Afghan Peace Negotiator, Mawlawi Attaullah Lodin said Sunday that the Afghan team and the Taliban peace talks team have not yet reached a consensus on the agenda and framework for negotiations going forward. 

Lodin, whose video message was posted to the official Afghan negotiating team’s Twitter page said the team is fully aware of Afghanistan’s calls for an immediate ceasefire but that the talks are complicated and will need time for agreements to be reached. 

He said: “We hope to finalize the agenda and that both sides agree to it. Thereafter a ceasefire should be called.”

Lodin also raised the issue of the US-Doha agreement signed in February, which has become a point of contention between the two teams. 

The agreement led to the Afghan negotiating team meeting the Taliban team around the talks tables, which started two weeks ago. 
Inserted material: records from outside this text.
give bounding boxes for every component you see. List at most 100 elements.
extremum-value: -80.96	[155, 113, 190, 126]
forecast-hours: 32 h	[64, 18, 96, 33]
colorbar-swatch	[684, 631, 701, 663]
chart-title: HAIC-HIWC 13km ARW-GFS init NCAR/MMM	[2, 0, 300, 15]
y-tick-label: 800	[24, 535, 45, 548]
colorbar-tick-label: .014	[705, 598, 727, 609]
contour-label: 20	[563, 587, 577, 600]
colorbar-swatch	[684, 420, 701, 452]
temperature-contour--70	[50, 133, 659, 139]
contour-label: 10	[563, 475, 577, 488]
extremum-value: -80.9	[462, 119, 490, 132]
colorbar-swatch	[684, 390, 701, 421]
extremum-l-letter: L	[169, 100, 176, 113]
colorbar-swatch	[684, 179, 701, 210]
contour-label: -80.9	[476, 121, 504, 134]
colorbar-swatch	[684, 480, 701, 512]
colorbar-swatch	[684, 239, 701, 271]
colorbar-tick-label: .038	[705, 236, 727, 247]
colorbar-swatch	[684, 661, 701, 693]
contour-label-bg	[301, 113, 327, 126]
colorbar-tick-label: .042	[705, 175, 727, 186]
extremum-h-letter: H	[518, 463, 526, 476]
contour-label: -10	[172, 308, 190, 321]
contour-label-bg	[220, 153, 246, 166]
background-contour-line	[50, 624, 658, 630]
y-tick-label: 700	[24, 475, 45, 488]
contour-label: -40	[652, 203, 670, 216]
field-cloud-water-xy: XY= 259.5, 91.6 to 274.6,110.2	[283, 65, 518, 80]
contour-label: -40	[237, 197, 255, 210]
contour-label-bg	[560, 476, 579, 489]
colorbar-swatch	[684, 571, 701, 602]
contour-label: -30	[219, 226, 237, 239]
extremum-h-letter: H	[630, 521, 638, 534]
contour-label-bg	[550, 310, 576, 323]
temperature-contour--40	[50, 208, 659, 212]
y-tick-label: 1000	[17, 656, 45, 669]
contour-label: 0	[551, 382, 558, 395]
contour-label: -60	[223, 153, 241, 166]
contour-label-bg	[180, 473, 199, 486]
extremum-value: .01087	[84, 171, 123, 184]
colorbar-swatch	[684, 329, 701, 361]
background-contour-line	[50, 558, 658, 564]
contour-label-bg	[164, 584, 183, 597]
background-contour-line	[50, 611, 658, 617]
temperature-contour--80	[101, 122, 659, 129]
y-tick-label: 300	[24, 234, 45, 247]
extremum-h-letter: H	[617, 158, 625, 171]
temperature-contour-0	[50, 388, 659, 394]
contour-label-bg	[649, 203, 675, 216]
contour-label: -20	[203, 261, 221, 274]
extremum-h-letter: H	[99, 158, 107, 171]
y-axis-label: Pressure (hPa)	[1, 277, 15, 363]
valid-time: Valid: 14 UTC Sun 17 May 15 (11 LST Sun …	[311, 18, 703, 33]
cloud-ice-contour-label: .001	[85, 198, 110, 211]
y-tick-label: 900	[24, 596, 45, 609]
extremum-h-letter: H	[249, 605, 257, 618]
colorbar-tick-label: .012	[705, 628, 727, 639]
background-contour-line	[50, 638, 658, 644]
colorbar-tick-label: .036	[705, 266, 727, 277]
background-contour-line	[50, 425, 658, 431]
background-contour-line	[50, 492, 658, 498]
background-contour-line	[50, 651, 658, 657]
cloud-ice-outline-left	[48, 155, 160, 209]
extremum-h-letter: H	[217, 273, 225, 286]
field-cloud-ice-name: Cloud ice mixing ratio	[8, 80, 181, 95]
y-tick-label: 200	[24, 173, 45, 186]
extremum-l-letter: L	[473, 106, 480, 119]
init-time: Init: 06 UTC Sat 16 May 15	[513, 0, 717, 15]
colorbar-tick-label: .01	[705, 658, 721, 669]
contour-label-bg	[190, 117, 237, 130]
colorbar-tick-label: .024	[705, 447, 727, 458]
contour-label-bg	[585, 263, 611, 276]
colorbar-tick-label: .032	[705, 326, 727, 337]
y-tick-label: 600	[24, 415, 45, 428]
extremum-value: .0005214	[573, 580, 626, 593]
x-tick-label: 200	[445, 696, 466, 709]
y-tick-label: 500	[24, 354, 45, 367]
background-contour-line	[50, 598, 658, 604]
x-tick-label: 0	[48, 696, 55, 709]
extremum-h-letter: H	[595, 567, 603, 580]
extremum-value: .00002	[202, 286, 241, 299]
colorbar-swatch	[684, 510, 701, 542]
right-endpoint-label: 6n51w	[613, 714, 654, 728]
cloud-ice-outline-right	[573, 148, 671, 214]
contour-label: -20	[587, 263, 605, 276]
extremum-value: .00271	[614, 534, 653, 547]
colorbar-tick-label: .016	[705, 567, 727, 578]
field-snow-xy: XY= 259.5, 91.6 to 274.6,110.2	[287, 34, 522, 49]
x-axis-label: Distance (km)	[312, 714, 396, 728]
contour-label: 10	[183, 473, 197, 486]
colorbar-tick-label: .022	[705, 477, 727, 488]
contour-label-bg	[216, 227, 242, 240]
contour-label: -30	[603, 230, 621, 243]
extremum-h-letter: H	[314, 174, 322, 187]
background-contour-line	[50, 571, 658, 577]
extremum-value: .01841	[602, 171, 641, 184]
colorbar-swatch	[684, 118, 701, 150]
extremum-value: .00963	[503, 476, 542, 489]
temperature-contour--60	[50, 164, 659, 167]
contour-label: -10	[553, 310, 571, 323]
However, the Afghan government was not a party to the deal between the US and the Taliban, which does not recognize the Afghan government as legitimate. 

“We were not present in the deal, we have not signed the deal,” said Lodin. 

This comes after a member of the Taliban’s negotiating team, Khairullah Khairkhwa, said on Saturday that the main point of contention in the ongoing intra-Afghan talks in Doha was that the Afghanistan Republic was refusing to deal with the current talks within the framework of the US-Taliban agreement.

He also stated that the second point of contention is that Shiite members say that decisions should not be based solely on Hanafi jurisprudence. The Afghan negotiating team want Hanafi, Shiite and human rights included.

Lodin said, however, that according to the Afghan constitution, the Shiites Jaʿfari jurisprudence, or Ja’fari Fiqh, can not be ignored. 

“We don’t want to experience what is going on in Yemen and Syria as there is conflict between majorities and minorities in those countries,” he said. 

Another Afghan talks team member Nader Nadery meanwhile said late Sunday night that the two teams had met earlier and discussions had lasted several hours. The discussions focused on the contentious issues and would continue, he said.